Analogies are tools for illustration, not for proving a point. To use a tool to illustrate a concept that is already well known (learning for example) is often pointless.
In terms of utility, much of the utility of analogies is similar to the utility of art, music or humor. You can enjoy humor, but humor itself doesn't offer any greater insight or a topic.
2. Analogies are useful for illustrating things that cannot be imagined by the human mind. The extrusion of a 3 dimensional cube into a 4 dimensional cube cannot be pictured by your minds eye. You can only visualize the analogy: The extrusion of a 2 dimensional square plane to a 3 dimensional cube. The entire field and existence of higher dimensional geometry is inferred from analogies.
Note that these are only good for things that are not known by you.

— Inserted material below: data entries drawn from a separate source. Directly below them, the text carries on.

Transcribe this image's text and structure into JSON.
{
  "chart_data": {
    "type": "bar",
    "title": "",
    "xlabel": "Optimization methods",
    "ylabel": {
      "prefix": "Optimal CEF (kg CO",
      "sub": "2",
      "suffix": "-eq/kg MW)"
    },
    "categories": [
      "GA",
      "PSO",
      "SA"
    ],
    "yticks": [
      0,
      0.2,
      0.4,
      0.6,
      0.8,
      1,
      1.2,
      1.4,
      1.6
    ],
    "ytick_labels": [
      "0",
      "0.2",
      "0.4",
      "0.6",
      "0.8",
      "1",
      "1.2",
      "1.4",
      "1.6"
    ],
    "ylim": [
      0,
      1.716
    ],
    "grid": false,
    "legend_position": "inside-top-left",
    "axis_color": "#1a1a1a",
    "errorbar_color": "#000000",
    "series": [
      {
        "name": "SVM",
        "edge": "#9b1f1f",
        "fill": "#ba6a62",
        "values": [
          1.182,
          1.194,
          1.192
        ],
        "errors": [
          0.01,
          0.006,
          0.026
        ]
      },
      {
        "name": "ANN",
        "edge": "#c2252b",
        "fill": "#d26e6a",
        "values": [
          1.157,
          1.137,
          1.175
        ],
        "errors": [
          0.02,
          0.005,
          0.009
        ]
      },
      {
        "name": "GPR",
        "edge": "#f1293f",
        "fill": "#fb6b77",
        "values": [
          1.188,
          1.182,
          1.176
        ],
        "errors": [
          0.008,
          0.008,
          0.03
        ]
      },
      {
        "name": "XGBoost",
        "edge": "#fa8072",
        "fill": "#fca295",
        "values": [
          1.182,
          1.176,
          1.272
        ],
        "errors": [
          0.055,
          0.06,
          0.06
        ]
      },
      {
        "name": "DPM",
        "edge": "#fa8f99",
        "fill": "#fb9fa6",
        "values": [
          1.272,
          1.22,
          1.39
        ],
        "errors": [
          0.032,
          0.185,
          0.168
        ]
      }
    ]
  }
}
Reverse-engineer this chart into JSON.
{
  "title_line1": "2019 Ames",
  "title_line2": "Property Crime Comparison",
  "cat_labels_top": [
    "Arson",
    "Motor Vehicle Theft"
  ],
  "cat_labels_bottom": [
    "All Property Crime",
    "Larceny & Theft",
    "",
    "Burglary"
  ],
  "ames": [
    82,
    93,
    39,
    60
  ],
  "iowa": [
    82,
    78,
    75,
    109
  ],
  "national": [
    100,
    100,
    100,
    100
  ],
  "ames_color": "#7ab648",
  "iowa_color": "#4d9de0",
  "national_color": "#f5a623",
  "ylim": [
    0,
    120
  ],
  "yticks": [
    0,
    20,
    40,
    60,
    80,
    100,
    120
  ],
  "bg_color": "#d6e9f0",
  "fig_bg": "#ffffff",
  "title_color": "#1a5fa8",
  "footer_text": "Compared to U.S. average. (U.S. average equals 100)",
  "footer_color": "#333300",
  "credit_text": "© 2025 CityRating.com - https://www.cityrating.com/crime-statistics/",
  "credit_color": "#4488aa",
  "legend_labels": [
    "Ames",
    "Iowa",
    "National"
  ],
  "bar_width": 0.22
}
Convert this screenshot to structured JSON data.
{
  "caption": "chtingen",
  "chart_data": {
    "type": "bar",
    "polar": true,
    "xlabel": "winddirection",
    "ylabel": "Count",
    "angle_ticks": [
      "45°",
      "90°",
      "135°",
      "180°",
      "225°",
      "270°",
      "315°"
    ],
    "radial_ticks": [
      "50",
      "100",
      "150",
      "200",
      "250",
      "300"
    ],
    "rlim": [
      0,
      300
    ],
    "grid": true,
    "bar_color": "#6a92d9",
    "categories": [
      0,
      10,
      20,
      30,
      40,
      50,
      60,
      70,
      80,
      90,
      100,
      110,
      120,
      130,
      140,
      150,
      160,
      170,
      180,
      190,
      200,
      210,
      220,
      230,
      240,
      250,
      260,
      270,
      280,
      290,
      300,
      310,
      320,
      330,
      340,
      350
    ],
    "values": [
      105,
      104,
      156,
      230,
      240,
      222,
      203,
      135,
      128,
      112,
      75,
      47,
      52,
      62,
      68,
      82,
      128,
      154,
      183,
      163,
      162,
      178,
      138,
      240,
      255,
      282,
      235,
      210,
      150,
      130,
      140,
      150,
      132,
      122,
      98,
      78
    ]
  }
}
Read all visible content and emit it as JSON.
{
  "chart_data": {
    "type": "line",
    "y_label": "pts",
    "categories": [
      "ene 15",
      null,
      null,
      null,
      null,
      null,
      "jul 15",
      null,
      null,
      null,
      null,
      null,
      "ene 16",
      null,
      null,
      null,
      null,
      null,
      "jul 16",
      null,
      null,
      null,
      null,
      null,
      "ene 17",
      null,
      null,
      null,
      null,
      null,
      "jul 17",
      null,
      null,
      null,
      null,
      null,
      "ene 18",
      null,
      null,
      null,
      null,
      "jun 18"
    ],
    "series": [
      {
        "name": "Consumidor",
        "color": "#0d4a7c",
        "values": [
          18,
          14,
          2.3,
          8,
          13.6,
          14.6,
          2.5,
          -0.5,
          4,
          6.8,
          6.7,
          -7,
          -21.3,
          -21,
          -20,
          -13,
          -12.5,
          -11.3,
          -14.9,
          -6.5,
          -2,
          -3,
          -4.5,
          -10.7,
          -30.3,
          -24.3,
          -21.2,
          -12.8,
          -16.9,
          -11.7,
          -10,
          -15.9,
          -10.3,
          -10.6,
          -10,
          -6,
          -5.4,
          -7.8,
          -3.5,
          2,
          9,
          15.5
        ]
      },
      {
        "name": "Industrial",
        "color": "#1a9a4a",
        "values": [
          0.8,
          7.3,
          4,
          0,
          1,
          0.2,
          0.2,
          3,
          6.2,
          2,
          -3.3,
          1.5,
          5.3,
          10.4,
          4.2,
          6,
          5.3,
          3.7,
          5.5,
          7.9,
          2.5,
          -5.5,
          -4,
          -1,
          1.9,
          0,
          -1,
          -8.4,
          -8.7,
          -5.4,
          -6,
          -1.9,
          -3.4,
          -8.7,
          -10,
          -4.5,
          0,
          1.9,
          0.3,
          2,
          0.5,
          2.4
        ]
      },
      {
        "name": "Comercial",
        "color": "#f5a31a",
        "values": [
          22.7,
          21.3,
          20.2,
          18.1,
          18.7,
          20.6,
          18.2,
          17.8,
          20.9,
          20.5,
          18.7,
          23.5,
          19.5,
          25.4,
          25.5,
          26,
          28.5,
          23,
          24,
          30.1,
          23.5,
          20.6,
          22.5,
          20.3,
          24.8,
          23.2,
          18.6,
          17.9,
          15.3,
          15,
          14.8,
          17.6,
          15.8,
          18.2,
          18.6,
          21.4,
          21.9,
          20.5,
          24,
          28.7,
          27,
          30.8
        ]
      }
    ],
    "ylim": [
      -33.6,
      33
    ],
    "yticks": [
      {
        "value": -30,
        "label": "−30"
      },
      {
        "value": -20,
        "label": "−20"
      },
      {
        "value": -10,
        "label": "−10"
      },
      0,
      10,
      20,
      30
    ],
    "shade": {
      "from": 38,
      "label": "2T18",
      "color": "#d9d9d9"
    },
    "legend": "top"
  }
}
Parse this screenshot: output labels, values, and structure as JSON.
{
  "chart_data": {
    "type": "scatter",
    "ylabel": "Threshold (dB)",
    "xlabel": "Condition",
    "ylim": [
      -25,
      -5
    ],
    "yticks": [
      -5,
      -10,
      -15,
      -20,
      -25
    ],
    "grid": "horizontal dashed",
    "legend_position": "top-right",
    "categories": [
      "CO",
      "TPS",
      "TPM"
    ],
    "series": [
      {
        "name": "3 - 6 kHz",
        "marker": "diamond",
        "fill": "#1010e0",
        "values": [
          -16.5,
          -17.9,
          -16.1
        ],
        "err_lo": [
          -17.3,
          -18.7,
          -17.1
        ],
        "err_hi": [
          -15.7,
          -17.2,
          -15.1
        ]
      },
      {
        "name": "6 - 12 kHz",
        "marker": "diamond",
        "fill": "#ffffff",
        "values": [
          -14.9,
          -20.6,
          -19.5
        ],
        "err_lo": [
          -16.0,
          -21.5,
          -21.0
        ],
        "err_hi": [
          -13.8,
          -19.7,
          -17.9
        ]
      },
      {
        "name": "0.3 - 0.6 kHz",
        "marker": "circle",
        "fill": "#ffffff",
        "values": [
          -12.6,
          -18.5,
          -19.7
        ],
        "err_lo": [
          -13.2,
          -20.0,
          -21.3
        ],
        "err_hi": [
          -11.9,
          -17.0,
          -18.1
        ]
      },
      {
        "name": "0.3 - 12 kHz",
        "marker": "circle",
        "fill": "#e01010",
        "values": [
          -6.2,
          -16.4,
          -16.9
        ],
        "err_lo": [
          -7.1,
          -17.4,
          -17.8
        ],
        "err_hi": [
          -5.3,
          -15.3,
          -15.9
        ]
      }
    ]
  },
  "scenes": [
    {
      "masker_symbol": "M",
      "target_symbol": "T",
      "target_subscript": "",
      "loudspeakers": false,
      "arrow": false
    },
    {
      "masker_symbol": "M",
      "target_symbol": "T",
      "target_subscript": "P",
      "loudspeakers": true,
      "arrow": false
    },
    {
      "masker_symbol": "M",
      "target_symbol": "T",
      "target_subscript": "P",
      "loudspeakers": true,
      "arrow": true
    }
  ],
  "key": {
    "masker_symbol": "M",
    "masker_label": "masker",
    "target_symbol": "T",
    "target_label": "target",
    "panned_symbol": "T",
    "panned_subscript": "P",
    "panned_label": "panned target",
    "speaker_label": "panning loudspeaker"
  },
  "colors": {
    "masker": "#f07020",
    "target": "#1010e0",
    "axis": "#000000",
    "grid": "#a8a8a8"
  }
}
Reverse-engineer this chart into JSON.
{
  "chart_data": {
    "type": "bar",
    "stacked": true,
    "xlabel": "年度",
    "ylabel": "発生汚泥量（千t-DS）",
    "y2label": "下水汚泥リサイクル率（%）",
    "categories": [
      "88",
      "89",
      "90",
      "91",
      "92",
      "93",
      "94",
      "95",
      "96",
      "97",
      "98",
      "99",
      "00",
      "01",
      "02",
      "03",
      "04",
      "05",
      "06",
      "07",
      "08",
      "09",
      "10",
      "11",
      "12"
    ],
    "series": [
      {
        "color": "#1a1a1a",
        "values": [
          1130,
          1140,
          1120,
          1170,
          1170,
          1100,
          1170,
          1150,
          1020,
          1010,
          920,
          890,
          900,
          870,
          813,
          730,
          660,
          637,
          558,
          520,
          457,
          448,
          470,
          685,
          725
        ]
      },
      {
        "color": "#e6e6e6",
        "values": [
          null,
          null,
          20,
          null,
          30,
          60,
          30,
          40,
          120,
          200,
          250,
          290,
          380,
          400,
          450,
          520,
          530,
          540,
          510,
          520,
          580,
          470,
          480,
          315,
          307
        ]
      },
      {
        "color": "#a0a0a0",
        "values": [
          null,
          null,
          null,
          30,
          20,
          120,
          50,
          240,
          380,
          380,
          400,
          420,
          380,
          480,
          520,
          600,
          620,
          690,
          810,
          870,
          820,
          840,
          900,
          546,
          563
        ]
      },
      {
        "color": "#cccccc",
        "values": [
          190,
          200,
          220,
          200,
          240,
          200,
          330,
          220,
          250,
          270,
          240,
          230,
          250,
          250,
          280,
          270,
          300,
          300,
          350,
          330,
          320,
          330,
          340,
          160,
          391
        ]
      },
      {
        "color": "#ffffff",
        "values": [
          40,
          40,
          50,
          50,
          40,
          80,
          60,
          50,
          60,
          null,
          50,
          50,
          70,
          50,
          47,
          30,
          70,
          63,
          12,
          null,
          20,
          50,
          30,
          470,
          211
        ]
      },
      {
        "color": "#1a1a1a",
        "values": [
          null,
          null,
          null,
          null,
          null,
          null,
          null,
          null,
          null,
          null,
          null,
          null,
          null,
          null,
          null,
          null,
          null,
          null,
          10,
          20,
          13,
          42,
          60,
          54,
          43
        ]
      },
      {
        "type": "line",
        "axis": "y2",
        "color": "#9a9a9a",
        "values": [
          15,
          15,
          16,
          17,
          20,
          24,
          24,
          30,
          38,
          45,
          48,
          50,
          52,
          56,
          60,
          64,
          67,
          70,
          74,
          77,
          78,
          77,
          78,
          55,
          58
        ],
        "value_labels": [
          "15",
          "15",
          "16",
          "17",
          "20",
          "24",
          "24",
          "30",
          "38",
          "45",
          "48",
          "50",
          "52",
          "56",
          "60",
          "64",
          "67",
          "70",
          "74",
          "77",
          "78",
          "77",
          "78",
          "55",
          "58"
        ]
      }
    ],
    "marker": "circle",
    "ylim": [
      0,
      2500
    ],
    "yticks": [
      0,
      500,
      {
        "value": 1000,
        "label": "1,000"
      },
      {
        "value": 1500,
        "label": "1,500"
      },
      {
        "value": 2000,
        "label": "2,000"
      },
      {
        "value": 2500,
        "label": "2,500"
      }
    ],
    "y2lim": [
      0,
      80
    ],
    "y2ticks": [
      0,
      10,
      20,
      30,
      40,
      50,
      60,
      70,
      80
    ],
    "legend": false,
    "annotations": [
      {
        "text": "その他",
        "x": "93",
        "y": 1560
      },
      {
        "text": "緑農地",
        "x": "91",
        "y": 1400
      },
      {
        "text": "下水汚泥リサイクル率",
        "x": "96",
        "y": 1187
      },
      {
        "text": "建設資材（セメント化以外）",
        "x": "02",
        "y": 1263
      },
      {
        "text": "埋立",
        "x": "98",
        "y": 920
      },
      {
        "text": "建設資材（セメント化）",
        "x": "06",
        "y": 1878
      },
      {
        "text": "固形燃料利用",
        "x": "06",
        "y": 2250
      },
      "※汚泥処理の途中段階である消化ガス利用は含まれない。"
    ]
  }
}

Much of literature and speeches use analogies for things that are well known. For a list of examples where analogies are mostly useless see here:
Thank you for answering my questions and expanding more on the topic. You actually didn't have much convincing to do because it seemed so fundamentally true that it was hard to come up with an argument against it. I still believe analogies have more value than being mere approximations to an unimaginable world (numbers, states, etc). But like with all beliefs, I don't have any evidence to support my beliefs and rely on my intuition and experience.
> I still believe analogies have more value than being mere approximations to an unimaginable world
I didn't say this. Although my example is actually impossible to understand without an analogy, I am saying an analogy can help you understand something you currently don't understand.... it does not need to be impossible to understand without an analogy.
The quotes in my link are actually mostly things and concepts you completely understand. Nothing new is learned... the analogy is deception.
I sometimes find tremendous insight in a piece of literature that is analogous to real life difficulties. Provided that, that piece of writing, also offers some sort of a solution to the "problem".
Those problems I'm referring to are for example confidence, psyche (esp. C.G.Jung), getting over traumas etc.
Obviously, my formentioned cases are not extensive and everyone finds something else that they struggle with where a piece of literature might help.
2. Thank you for your insights. If your answer to question 1. is no, I'd like to know what kind of analogies you think are valuable and why?